In just a few months of families receiving payments, data showed how the enhanced credit helped. Financial instability fell, more children had enough to eat and some parents were even able to work more.
Continuing the enhanced benefit could have a significant impact on child poverty. Keeping the credit beyond 2021 would reduce child poverty to about 8.4% from 14.2%, a fall of roughly 40%, according to a study from the Urban Institute.
Without an expansion
To be sure, the child tax credit won't go away entirely. Instead, families will still be able to claim the regular child tax credit when they file 2022 taxes in 2023.
But, that credit is much smaller, doesn't come with monthly payments and won't go to as many children as the enhanced benefit did.
Because of these changes, thousands of dollars suddenly will suddenly disappear from family budgets overnight.
For example, a single mother who works full time at the federal minimum wage and has a toddler and a second grader is getting $6,600 this year through the child tax credit, said Kris Cox, deputy director of federal tax policy at the Center on Budget and Policy Priorities.

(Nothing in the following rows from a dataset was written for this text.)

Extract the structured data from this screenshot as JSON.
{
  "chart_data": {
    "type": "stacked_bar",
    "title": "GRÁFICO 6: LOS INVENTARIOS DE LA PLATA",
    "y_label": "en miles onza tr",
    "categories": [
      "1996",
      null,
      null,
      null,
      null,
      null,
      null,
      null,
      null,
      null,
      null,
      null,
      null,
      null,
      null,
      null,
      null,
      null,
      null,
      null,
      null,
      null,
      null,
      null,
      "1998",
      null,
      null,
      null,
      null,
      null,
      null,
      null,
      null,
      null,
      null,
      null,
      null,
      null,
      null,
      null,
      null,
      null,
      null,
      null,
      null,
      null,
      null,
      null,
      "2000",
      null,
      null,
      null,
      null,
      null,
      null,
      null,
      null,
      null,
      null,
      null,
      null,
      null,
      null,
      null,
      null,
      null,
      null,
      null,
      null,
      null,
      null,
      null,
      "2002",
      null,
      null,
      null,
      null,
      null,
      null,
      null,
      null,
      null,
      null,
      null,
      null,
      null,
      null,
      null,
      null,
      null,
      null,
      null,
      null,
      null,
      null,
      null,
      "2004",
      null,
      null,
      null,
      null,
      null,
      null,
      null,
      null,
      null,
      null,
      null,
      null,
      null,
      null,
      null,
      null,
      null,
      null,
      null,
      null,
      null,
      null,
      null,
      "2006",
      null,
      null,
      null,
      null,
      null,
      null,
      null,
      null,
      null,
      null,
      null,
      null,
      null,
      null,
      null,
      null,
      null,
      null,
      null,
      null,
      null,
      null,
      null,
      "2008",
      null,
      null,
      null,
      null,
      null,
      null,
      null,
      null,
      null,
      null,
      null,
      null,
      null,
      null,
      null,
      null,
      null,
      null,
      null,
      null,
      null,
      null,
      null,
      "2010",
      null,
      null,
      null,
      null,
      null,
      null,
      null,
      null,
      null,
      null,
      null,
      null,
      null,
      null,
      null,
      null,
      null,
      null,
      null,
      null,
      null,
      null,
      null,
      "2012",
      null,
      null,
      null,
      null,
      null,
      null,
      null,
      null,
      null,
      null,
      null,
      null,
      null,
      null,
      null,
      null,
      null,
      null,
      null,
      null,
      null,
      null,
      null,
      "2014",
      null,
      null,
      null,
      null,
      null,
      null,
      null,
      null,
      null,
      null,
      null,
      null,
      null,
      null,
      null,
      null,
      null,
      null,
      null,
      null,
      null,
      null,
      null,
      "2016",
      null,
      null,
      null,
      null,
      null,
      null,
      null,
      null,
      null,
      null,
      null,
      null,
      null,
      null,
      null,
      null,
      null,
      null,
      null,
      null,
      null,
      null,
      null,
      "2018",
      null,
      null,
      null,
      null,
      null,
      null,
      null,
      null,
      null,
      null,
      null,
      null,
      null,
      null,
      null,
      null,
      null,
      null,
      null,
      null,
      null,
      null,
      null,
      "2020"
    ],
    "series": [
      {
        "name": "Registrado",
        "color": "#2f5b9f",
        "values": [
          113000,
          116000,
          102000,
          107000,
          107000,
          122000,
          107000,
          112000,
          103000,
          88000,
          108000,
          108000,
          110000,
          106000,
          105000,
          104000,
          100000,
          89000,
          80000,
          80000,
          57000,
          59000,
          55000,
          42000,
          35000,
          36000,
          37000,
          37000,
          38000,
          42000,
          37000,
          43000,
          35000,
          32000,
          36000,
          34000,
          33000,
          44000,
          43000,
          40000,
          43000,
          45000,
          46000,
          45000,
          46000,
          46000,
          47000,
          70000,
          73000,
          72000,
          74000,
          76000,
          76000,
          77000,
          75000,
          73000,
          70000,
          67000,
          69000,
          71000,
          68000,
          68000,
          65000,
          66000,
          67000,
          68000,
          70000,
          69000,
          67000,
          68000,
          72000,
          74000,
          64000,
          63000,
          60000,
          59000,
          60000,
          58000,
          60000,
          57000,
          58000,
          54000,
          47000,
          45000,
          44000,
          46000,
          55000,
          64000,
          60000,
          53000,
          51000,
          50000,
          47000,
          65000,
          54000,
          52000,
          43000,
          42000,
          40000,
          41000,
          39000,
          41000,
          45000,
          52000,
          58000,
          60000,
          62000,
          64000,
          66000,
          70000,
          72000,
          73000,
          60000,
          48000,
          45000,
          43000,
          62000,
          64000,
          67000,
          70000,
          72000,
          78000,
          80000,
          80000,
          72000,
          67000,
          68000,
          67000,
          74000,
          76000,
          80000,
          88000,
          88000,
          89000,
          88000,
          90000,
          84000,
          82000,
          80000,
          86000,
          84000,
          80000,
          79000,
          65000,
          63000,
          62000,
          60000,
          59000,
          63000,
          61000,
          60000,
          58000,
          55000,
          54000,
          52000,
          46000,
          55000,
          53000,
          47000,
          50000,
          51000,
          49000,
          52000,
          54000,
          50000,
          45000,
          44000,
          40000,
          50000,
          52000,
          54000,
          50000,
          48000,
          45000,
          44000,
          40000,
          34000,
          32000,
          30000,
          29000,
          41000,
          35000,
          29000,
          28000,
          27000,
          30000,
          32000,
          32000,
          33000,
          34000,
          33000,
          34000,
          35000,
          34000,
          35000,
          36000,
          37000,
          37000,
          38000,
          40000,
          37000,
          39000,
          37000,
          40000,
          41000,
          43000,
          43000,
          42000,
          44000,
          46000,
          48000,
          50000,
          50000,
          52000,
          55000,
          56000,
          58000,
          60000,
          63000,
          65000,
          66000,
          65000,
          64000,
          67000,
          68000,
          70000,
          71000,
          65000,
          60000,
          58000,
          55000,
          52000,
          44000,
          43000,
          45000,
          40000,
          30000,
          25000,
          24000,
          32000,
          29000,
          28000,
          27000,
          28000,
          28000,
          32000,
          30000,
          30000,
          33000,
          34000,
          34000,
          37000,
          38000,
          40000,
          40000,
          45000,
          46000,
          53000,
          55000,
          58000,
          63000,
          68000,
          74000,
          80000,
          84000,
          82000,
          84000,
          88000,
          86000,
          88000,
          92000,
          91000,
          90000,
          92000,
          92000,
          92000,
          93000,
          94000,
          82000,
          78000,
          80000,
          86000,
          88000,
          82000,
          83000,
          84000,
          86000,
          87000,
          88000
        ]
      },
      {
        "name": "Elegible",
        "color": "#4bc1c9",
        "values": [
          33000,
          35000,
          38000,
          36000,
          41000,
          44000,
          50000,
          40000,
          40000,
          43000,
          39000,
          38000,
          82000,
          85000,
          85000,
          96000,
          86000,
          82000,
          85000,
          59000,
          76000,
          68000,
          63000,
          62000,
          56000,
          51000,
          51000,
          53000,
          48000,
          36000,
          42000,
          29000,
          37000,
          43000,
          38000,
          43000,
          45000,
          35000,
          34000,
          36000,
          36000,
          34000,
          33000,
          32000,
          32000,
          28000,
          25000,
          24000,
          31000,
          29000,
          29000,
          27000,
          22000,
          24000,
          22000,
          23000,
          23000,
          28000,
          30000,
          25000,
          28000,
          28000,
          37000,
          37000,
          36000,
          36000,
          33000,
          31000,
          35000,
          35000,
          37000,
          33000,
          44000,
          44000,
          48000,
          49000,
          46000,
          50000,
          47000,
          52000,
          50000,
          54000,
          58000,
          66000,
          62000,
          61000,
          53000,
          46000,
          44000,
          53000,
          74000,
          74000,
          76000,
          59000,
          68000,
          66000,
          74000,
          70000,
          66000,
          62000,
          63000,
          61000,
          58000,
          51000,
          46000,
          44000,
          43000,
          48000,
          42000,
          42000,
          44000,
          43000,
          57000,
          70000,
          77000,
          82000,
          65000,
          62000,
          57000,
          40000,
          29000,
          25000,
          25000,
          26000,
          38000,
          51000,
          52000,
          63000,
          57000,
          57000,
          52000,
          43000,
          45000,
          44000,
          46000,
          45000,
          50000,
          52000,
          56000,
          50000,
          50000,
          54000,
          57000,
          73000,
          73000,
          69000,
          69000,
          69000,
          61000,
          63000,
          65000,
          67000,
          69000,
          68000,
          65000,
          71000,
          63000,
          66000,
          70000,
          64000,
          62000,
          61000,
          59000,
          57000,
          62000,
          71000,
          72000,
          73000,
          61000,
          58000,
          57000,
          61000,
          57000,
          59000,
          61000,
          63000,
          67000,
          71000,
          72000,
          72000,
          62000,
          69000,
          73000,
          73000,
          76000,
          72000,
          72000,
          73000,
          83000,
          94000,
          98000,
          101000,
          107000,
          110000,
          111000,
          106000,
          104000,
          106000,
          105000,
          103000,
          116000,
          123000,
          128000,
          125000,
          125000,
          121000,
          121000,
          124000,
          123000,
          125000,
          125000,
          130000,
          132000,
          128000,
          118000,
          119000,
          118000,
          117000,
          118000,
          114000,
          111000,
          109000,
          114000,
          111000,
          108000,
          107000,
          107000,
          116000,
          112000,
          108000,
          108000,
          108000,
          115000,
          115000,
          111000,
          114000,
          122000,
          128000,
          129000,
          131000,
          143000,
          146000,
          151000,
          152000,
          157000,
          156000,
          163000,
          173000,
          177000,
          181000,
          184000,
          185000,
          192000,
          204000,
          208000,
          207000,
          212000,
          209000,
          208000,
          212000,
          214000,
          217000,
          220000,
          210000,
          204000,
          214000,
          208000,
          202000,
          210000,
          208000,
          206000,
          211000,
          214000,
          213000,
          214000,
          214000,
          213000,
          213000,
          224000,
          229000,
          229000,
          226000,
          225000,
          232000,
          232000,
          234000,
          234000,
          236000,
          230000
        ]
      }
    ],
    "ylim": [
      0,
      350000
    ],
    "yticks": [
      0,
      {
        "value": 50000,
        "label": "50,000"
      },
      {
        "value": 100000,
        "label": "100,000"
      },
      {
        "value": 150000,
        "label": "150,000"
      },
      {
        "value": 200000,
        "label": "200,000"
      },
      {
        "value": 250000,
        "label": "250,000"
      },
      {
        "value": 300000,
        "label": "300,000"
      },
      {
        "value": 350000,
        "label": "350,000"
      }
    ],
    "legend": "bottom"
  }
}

If the enhanced credit lapses at the end of the year, the same family would get only $1,800 through the child tax credit in 2022. That's a $4,800 difference.
"That's really significant money that could go to support that family," said Cox.
In addition, data showed that parents largely spent the monthly payments on necessities such as groceries, school supplies and boosting savings.
"Monthly payments provide support to families throughout the year," said Cox. "Rent, electricity, food, childcare, transportation — all of these costs occur on a monthly basis."
What families can do now
Families don't have much time to prepare for the lapse in monthly payments. The last check went out on Dec. 15.
What they can do now is review and revise their January budget, said Maag.
"Families do that all the time — they juggle bills, they choose which ones to pay, they forgo opportunities in order to make sure they have enough money to cover their needs in the next month," Maag said.
They can also prepare to file their 2021 taxes to get the second half of the credit as soon as possible next year. Part of this process is making sure they got all the payments they were owed this year, said Trenda Hackett, CPA and technical tax editor of the tax and accounting business at Thomson Reuters.
Congress needs to be aware that when they hold low-income families hostage by not passing important legislation, it is potentially harmful to those familiesElaine Maagprincipal research associate at the Urban-Brookings Tax Policy Center.
"I would recommend they log into the CTC portal to check their payment status and see what the IRS says as to the amount of payments they have received," said Hackett. Families can also track lost or missing payments, she said.
Families should also look out for correspondence from the tax agency called "Letter 6419," which will show the agency's record of child tax credit payments. They will need to submit this when they file their 2021 taxes.